Como se não bastasse, durante a ditadura militar chilena (1973-1990), o local abrigou também prisioneiros políticos e serviu como centro clandestino de torturas —38 ossadas surgiram no começo das investigações. Também foi usado para armazenar armas.
Após a redemocratização do Chile, Schäfer entrou na mira não apenas da Justiça do país, mas também da alemã. Ele, então, refugiou-se na Argentina, mas foi preso e condenado em 2005, apenas cinco anos antes de sua morte.
Muitos governos chilenos da era pós-ditadura não souberam bem o que fazer com esse legado. Até hoje, por exemplo, o local é habitado por ex-colonos que não tinham para onde ir e fundaram ali a Villa Baviera, um hotel e restaurante com direito a tours sinistros pelos túneis clandestinos, incluindo o que ligava o quarto de Schäfer ao dormitório infantil.
Na semana passada, o presidente Gabriel Boric resolveu colocar um ponto final na história. A colônia será transformada em um centro de memória. A maioria dos ex-colonos hoje vive na Alemanha ou em outros locais do Chile. Também recentemente, o governo alemão decidiu reparar financeiramente as vítimas e familiares. Afinal, autoridades do país conheciam a procedência de Schäfer e permitiram que ele saísse do território.

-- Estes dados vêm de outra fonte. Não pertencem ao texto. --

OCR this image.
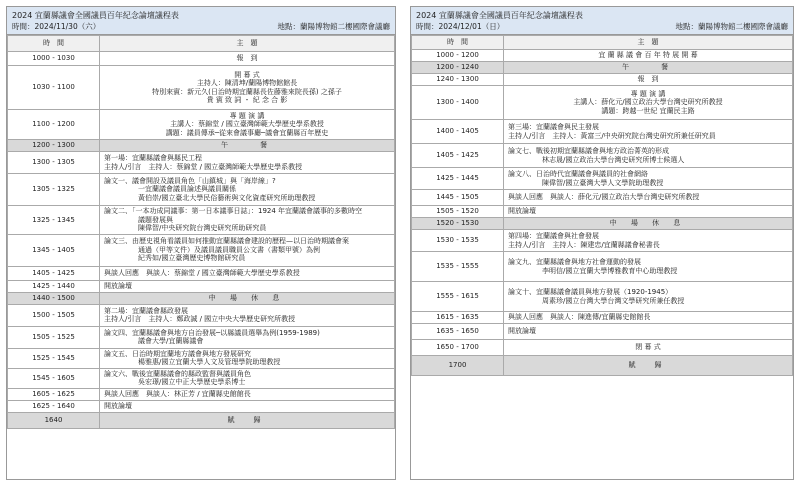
2024 宜蘭縣議會全國議員百年紀念論壇議程表
時間：2024/11/30（六）	地點：蘭陽博物館二樓國際會議廳
時　間	主　題
1000 - 1030	報　到

1030 - 1100	開 幕 式
主持人：陳清坤/蘭陽博物館館長
特別來賓：新元久(日治時期宜蘭縣長佐藤雅來院長孫) 之孫子
貴 賓 致 詞 ・ 紀 念 合 影

1100 - 1200	專 題 演 講
主講人：蔡錦堂 / 國立臺灣師範大學歷史學系教授
講題：議員傳承─從來會議事廳─議會宜蘭縣百年歷史

1200 - 1300	午　　餐

1300 - 1305	第一場：宜蘭縣議會與縣民工程
主持人/引言　主持人：蔡錦堂 / 國立臺灣師範大學歷史學系教授

1305 - 1325	論文一、議會開設及議員角色「山鎮城」與「海岸線」?
一宜蘭議會議員論述與議員關係
黃伯崇/國立臺北大學民俗藝術與文化資產研究所助理教授

1325 - 1345	論文二、「一本功成同議事：第一日本議事日誌」：1924 年宜蘭議會議事的多數時空
議題發展與
陳偉智/中央研究院台灣史研究所助研究員

1345 - 1405	論文三、由歷史視角看議員如何推動宜蘭縣議會建設的歷程—以日治時期議會案
通過（甲等文件）及議員議員職員公文書（書類甲號）為例
紀秀如/國立臺灣歷史博物館研究員

1405 - 1425	與談人回應　與談人：蔡錦堂 / 國立臺灣師範大學歷史學系教授

1425 - 1440	開放論壇

1440 - 1500	中 場 休 息

1500 - 1505	第二場：宜蘭議會縣政發展
主持人/引言　主持人：鄭政誠 / 國立中央大學歷史研究所教授

1505 - 1525	論文四、宜蘭縣議會與地方自治發展─以縣議員選舉為例(1959-1989)
議會大學/宜蘭縣議會

1525 - 1545	論文五、日治時期宜蘭地方議會與地方發展研究
楊雅惠/國立宜蘭大學人文及管理學院助理教授

1545 - 1605	論文六、戰後宜蘭縣議會的縣政監督與議員角色
吳宏璟/國立中正大學歷史學系博士

1605 - 1625	與談人回應　與談人：林正芳 / 宜蘭縣史館館長

1625 - 1640	開放論壇

1640	賦　歸
2024 宜蘭縣議會全國議員百年紀念論壇議程表
時間：2024/12/01（日）	地點：蘭陽博物館二樓國際會議廳
時　間	主　題
1000 - 1200	宜 蘭 縣 議 會 百 年 特 展 開 幕

1200 - 1240	午　　餐

1240 - 1300	報　到

1300 - 1400	專 題 演 講
主講人：薛化元/國立政治大學台灣史研究所教授
講題：跨越一世紀 宜蘭民主路

1400 - 1405	第三場：宜蘭議會與民主發展
主持人/引言　主持人：黃富三/中央研究院台灣史研究所兼任研究員

1405 - 1425	論文七、戰後初期宜蘭縣議會與地方政治菁英的形成
林志晟/國立政治大學台灣史研究所博士候選人

1425 - 1445	論文八、日治時代宜蘭議會與議員的社會網絡
陳偉智/國立臺灣大學人文學院助理教授

1445 - 1505	與談人回應　與談人：薛化元/國立政治大學台灣史研究所教授

1505 - 1520	開放論壇

1520 - 1530	中 場 休 息

1530 - 1535	第四場：宜蘭議會與社會發展
主持人/引言　主持人：陳建忠/宜蘭縣議會秘書長

1535 - 1555	論文九、宜蘭縣議會與地方社會運動的發展
李明信/國立宜蘭大學博雅教育中心助理教授

1555 - 1615	論文十、宜蘭縣議會議員與地方發展（1920-1945）
周素珍/國立台灣大學台灣文學研究所兼任教授

1615 - 1635	與談人回應　與談人：陳進傳/宜蘭縣史館館長

1635 - 1650	開放論壇

1650 - 1700	閉 幕 式

1700	賦　歸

É difícil que esse dinheiro baste para reparar o ocorrido. Conversar com um ex-colono, mesmo já adulto, como já me aconteceu, é como estar diante de uma criança inocente, analfabeta, sem recursos sociais para voltar ao mundo. Além do já proposto por Boric, valeria a pena criar também um centro de reabilitação para que eles possam voltar a viver em sociedade.